Au final, incurie des gouvernements africains, échec des politiques européennes de développement, poussée irrépressible vers une vie meilleure rendue accessible par les moyens d’information et de communication modernes, sans oublier les trafiquants de cette nouvelle forme de traite des êtres humains, et à l’autre bout les associations qui en vivent également, et vous avez là tous les ressorts d’un drame de proportion historique qui se déroule sous nos yeux. Un drame dont il faut bien comprendre qu’il ne fait que commencer.
Ce drame, certains, et c’est leur droit, ne veulent le considérer que sous l’angle de la souffrance et de l’indignation. Souffrance implique assistance et assistance implique ouverture. Ceux-là nient à l’Europe et à la France leur histoire, leur identité judéo-chrétienne, produit de vingt siècles d’Histoire, ils acceptent comme une évidence bienvenue que ce vieux continent appelé Europe aura en 2050 ou en 2070 un autre peuple, une autre religion probablement majoritaire, un autre mode de vie.
On peut souhaiter cela, on peut y être totalement indifférent, mais on ne peut, on ne doit pas faire comme si ce défi immense, celui d’un changement de peuple donc de civilisation, n’existait pas. On ne peut d’autant moins l’ignorer que déjà la question migratoire, c’est-à-dire la question de l’identité de l’Europe, s’impose comme le point politique cardinal dans la plupart des sociétés européennes.

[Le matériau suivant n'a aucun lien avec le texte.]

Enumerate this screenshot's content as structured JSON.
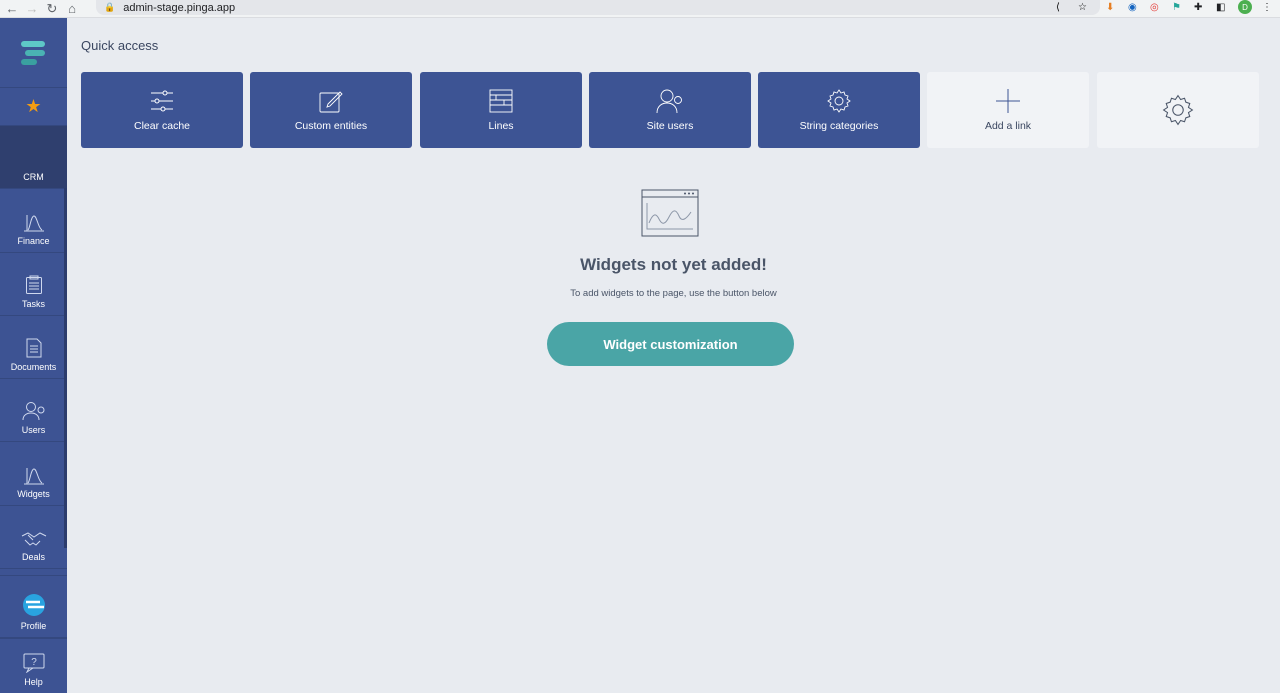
{
  "browser": {
    "url": "admin-stage.pinga.app",
    "profile_initial": "D"
  },
  "sidebar": {
    "items": [
      {
        "label": "CRM"
      },
      {
        "label": "Finance"
      },
      {
        "label": "Tasks"
      },
      {
        "label": "Documents"
      },
      {
        "label": "Users"
      },
      {
        "label": "Widgets"
      },
      {
        "label": "Deals"
      }
    ],
    "bottom": [
      {
        "label": "Profile"
      },
      {
        "label": "Help"
      }
    ],
    "help_glyph": "?"
  },
  "main": {
    "quick_access_title": "Quick access",
    "tiles": [
      {
        "label": "Clear cache",
        "icon": "sliders-icon"
      },
      {
        "label": "Custom entities",
        "icon": "edit-icon"
      },
      {
        "label": "Lines",
        "icon": "lines-icon"
      },
      {
        "label": "Site users",
        "icon": "users-icon"
      },
      {
        "label": "String categories",
        "icon": "gear-icon"
      },
      {
        "label": "Add a link",
        "icon": "plus-icon"
      },
      {
        "label": "",
        "icon": "gear-icon"
      }
    ],
    "empty_title": "Widgets not yet added!",
    "empty_subtitle": "To add widgets to the page, use the button below",
    "cta_label": "Widget customization"
  },
  "colors": {
    "sidebar": "#3d5393",
    "tile": "#3d5494",
    "accent": "#4aa5a6",
    "star": "#f39c12"
  }
}
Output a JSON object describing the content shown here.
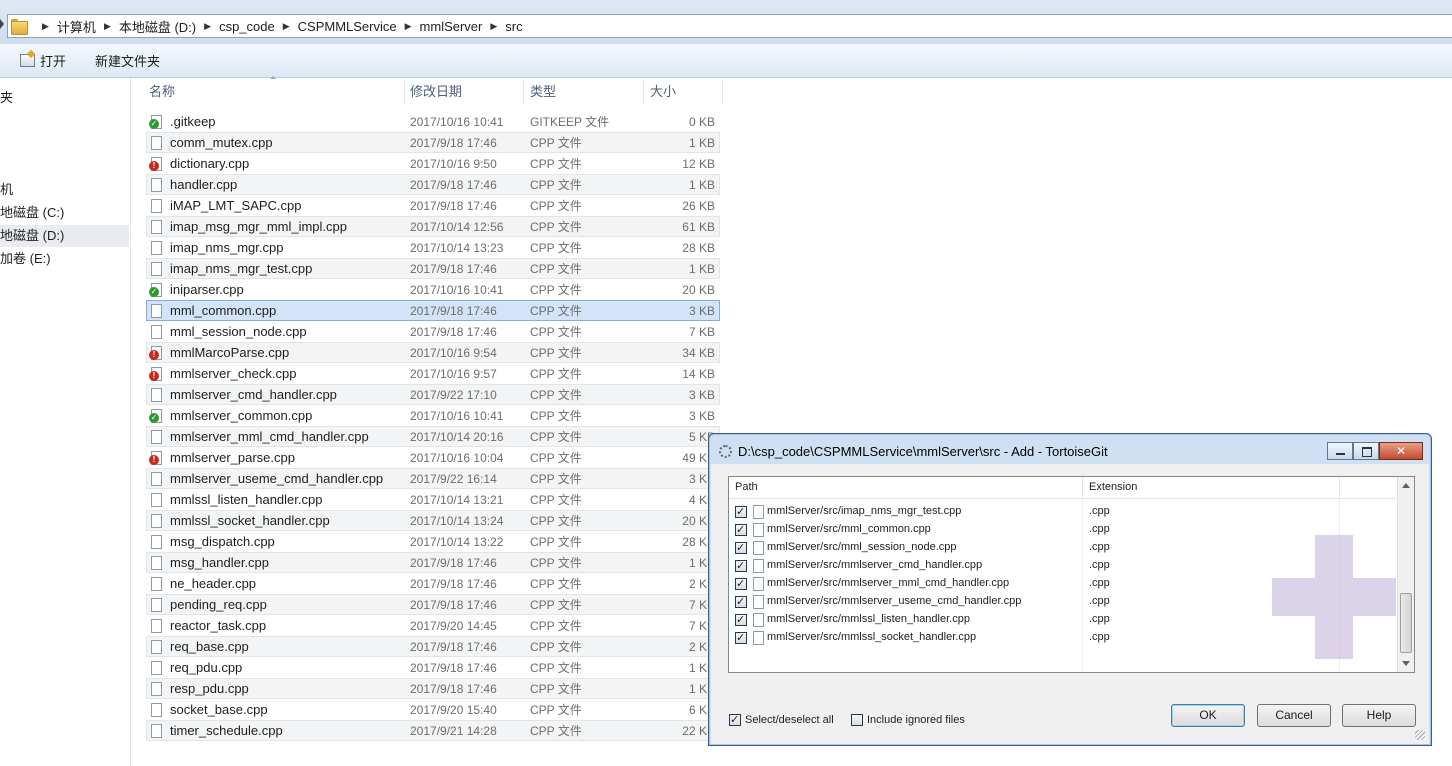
{
  "address": {
    "crumbs": [
      "计算机",
      "本地磁盘 (D:)",
      "csp_code",
      "CSPMMLService",
      "mmlServer",
      "src"
    ]
  },
  "toolbar": {
    "open_label": "打开",
    "new_folder_label": "新建文件夹"
  },
  "navpane": {
    "items": [
      "夹",
      "机",
      "地磁盘 (C:)",
      "地磁盘 (D:)",
      "加卷 (E:)"
    ]
  },
  "columns": {
    "name": "名称",
    "date": "修改日期",
    "type": "类型",
    "size": "大小"
  },
  "files": [
    {
      "name": ".gitkeep",
      "date": "2017/10/16 10:41",
      "type": "GITKEEP 文件",
      "size": "0 KB",
      "status": "ok"
    },
    {
      "name": "comm_mutex.cpp",
      "date": "2017/9/18 17:46",
      "type": "CPP 文件",
      "size": "1 KB",
      "status": "none"
    },
    {
      "name": "dictionary.cpp",
      "date": "2017/10/16 9:50",
      "type": "CPP 文件",
      "size": "12 KB",
      "status": "mod"
    },
    {
      "name": "handler.cpp",
      "date": "2017/9/18 17:46",
      "type": "CPP 文件",
      "size": "1 KB",
      "status": "none"
    },
    {
      "name": "iMAP_LMT_SAPC.cpp",
      "date": "2017/9/18 17:46",
      "type": "CPP 文件",
      "size": "26 KB",
      "status": "none"
    },
    {
      "name": "imap_msg_mgr_mml_impl.cpp",
      "date": "2017/10/14 12:56",
      "type": "CPP 文件",
      "size": "61 KB",
      "status": "none"
    },
    {
      "name": "imap_nms_mgr.cpp",
      "date": "2017/10/14 13:23",
      "type": "CPP 文件",
      "size": "28 KB",
      "status": "none"
    },
    {
      "name": "imap_nms_mgr_test.cpp",
      "date": "2017/9/18 17:46",
      "type": "CPP 文件",
      "size": "1 KB",
      "status": "none"
    },
    {
      "name": "iniparser.cpp",
      "date": "2017/10/16 10:41",
      "type": "CPP 文件",
      "size": "20 KB",
      "status": "ok"
    },
    {
      "name": "mml_common.cpp",
      "date": "2017/9/18 17:46",
      "type": "CPP 文件",
      "size": "3 KB",
      "status": "none",
      "selected": true
    },
    {
      "name": "mml_session_node.cpp",
      "date": "2017/9/18 17:46",
      "type": "CPP 文件",
      "size": "7 KB",
      "status": "none"
    },
    {
      "name": "mmlMarcoParse.cpp",
      "date": "2017/10/16 9:54",
      "type": "CPP 文件",
      "size": "34 KB",
      "status": "mod"
    },
    {
      "name": "mmlserver_check.cpp",
      "date": "2017/10/16 9:57",
      "type": "CPP 文件",
      "size": "14 KB",
      "status": "mod"
    },
    {
      "name": "mmlserver_cmd_handler.cpp",
      "date": "2017/9/22 17:10",
      "type": "CPP 文件",
      "size": "3 KB",
      "status": "none"
    },
    {
      "name": "mmlserver_common.cpp",
      "date": "2017/10/16 10:41",
      "type": "CPP 文件",
      "size": "3 KB",
      "status": "ok"
    },
    {
      "name": "mmlserver_mml_cmd_handler.cpp",
      "date": "2017/10/14 20:16",
      "type": "CPP 文件",
      "size": "5 KB",
      "status": "none"
    },
    {
      "name": "mmlserver_parse.cpp",
      "date": "2017/10/16 10:04",
      "type": "CPP 文件",
      "size": "49 KB",
      "status": "mod"
    },
    {
      "name": "mmlserver_useme_cmd_handler.cpp",
      "date": "2017/9/22 16:14",
      "type": "CPP 文件",
      "size": "3 KB",
      "status": "none"
    },
    {
      "name": "mmlssl_listen_handler.cpp",
      "date": "2017/10/14 13:21",
      "type": "CPP 文件",
      "size": "4 KB",
      "status": "none"
    },
    {
      "name": "mmlssl_socket_handler.cpp",
      "date": "2017/10/14 13:24",
      "type": "CPP 文件",
      "size": "20 KB",
      "status": "none"
    },
    {
      "name": "msg_dispatch.cpp",
      "date": "2017/10/14 13:22",
      "type": "CPP 文件",
      "size": "28 KB",
      "status": "none"
    },
    {
      "name": "msg_handler.cpp",
      "date": "2017/9/18 17:46",
      "type": "CPP 文件",
      "size": "1 KB",
      "status": "none"
    },
    {
      "name": "ne_header.cpp",
      "date": "2017/9/18 17:46",
      "type": "CPP 文件",
      "size": "2 KB",
      "status": "none"
    },
    {
      "name": "pending_req.cpp",
      "date": "2017/9/18 17:46",
      "type": "CPP 文件",
      "size": "7 KB",
      "status": "none"
    },
    {
      "name": "reactor_task.cpp",
      "date": "2017/9/20 14:45",
      "type": "CPP 文件",
      "size": "7 KB",
      "status": "none"
    },
    {
      "name": "req_base.cpp",
      "date": "2017/9/18 17:46",
      "type": "CPP 文件",
      "size": "2 KB",
      "status": "none"
    },
    {
      "name": "req_pdu.cpp",
      "date": "2017/9/18 17:46",
      "type": "CPP 文件",
      "size": "1 KB",
      "status": "none"
    },
    {
      "name": "resp_pdu.cpp",
      "date": "2017/9/18 17:46",
      "type": "CPP 文件",
      "size": "1 KB",
      "status": "none"
    },
    {
      "name": "socket_base.cpp",
      "date": "2017/9/20 15:40",
      "type": "CPP 文件",
      "size": "6 KB",
      "status": "none"
    },
    {
      "name": "timer_schedule.cpp",
      "date": "2017/9/21 14:28",
      "type": "CPP 文件",
      "size": "22 KB",
      "status": "none"
    }
  ],
  "dialog": {
    "title": "D:\\csp_code\\CSPMMLService\\mmlServer\\src - Add - TortoiseGit",
    "col_path": "Path",
    "col_ext": "Extension",
    "rows": [
      {
        "path": "mmlServer/src/imap_nms_mgr_test.cpp",
        "ext": ".cpp",
        "checked": true
      },
      {
        "path": "mmlServer/src/mml_common.cpp",
        "ext": ".cpp",
        "checked": true
      },
      {
        "path": "mmlServer/src/mml_session_node.cpp",
        "ext": ".cpp",
        "checked": true
      },
      {
        "path": "mmlServer/src/mmlserver_cmd_handler.cpp",
        "ext": ".cpp",
        "checked": true
      },
      {
        "path": "mmlServer/src/mmlserver_mml_cmd_handler.cpp",
        "ext": ".cpp",
        "checked": true
      },
      {
        "path": "mmlServer/src/mmlserver_useme_cmd_handler.cpp",
        "ext": ".cpp",
        "checked": true
      },
      {
        "path": "mmlServer/src/mmlssl_listen_handler.cpp",
        "ext": ".cpp",
        "checked": true
      },
      {
        "path": "mmlServer/src/mmlssl_socket_handler.cpp",
        "ext": ".cpp",
        "checked": true
      }
    ],
    "select_all_label": "Select/deselect all",
    "select_all_checked": true,
    "include_ignored_label": "Include ignored files",
    "include_ignored_checked": false,
    "ok_label": "OK",
    "cancel_label": "Cancel",
    "help_label": "Help"
  }
}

C’est l’immigration qui a fait chuter Angela Merkel en octobre dernier et ramené les néo-Nazis au Bundestag pour la première fois depuis 1945 ! C’est l’immigration qui soude la majorité des Polonais, des Hongrois, des Danois, des Autrichiens, qui nourrit partout les partis populistes. C’est l’immigration qui a enterré Schengen et le beau rêve de la libre circulation des Européens. Nous faisons la police des frontières pour les Britanniques à Calais mais l’Italie laisse passer des milliers d’Africains chaque semaine, de Vintimille à Menton. La police française en interpelle 1500 par semaine, m’a-t-on dit sur place.
Or, pour un migrant renvoyé en Italie, quatre parviennent à franchir la frontière. La population italienne comme les Calaisiens n’en peuvent plus, nos forces de police non plus Et quand ce n’est pas l’Italie, c’est l’Espagne : à Vienne (Isère) la semaine dernière, un bus venu d’Espagne transportait 22 jeunes clandestins ivoiriens, maliens, sénégalais, mauritaniens. Que je sache, ces jeunes-là ne fuyaient aucune guerre. Ce sont ces mêmes jeunes que l’on retrouve ensuite non seulement à Calais mais à Paris ou dans les CADA (centres d’accueil de demandeurs d’asile) dans de nombreux villages et villes de France.
Or le droit d’asile n’est pas un hypermarché grand ouvert aux trafiquants d’êtres humains, pas plus que Schengen est synonyme avec la libre circulation des terroristes.
Un Etat a le devoir de défendre ses frontières et sa population. Et Emmanuel Macron a eu raison de le rappeler. C’est même la toute première de ses fonctions régaliennes. Un peuple a le droit de décider souverainement de qui est autorisé à entrer séjourner sur son sol ou à faire partie demain de la communauté nationale, et de fixer pour cela des conditions.
Nulle disposition de Droit international n’oblige les Français ou les Européens à devenir une annexe de l’Afrique ou du sous-continent indien. L’inverse s’appelait jadis la colonisation.
Oui nous avons en tant que nation démocratique le droit de distinguer entre les réfugiés de guerre (et le paradoxe est que nous n’en accueillons que très peu sur les 400 000 entrées annuelles) et les migrants économiques. Les uns doivent être accueillis et protégés, les autres renvoyés chez eux. Faire cela n’est pas revenir à la France de Vichy mais tout au contraire prévenir l’inévitable colère qui monte partout en Europe, de peuples qui se sentent de plus en plus dépossédés de leur identité, de leur Histoire et donc de leur avenir.
M. Moix et consorts, gare aux bons sentiments, aux leçons de morale faciles qui, invariablement dans l’Histoire, ont préparé les pires catastrophes.